St John’s wort products (Hypericum perforatum L.) are widely available for sale in many countries including the UK via the internet. In the UK, these products are required to hold either a marketing authorisation or Traditional herbal registration (THR) to be sold legally. The THR and other regulatory schemes help to ensure product safety and quality providing an example of best practice but there is a risk if both regulated and un-regulated products continue to be available to consumers.
Aims: the project is embedded in a larger study aiming to investigate the quality of different herbal medicinal products along diverse value chains. Here we focus on a comparison of the quality of the finished products and assess phytochemical variation between registered products (THRs) and products obtained from the market without any registration.

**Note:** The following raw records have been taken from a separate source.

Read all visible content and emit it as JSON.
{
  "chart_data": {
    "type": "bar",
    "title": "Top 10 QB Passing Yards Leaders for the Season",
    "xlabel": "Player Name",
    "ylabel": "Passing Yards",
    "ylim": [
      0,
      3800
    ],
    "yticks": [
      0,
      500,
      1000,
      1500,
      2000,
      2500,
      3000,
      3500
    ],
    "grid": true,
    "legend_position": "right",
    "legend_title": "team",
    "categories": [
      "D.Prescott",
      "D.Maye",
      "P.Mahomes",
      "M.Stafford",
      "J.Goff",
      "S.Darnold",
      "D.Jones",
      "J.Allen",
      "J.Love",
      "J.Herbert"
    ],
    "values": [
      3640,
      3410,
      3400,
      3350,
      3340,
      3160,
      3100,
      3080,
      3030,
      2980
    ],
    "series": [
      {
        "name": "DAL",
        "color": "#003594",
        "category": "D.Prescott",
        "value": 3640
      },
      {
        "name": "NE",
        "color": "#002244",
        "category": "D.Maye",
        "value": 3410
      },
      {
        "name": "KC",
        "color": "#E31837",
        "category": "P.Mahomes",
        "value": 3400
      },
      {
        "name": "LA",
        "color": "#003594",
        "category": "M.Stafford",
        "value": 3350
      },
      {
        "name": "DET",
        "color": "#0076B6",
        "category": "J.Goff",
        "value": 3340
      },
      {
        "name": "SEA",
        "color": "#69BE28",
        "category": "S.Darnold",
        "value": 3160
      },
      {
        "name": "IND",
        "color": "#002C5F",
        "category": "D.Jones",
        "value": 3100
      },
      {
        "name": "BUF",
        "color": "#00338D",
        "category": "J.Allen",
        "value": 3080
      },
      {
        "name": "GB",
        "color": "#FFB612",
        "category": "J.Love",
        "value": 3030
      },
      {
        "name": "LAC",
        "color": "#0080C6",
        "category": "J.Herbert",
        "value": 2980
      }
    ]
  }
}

Methods: 47 commercial products (granulated powders and extracts) were sourced from different suppliers. We analysed these samples using high performance thin layer chromatography (HPTLC) and 1H-NMR spectroscopy coupled with multi-variate analysis software following a method previously developed by our group.
Results: the consistency of the products varies significantly. Adulteration of the products (36%), possibly with other Hypericum species obtained from China or use of chemically distinct H. perforatum cultivars or chemotypes, and adulteration of the products (19%) with food dyes (tartrazine, amaranth, brilliant blue, sunset yellow) were the principle findings of this study.
There is significant compositional variation among commercial finished products and two main causative quality problems were identified as adulteration by incorrect species or adulteration with food dyes. Generally, food supplements and unlicensed products were found to be of poorer quality than the regulated ones like registered THRs.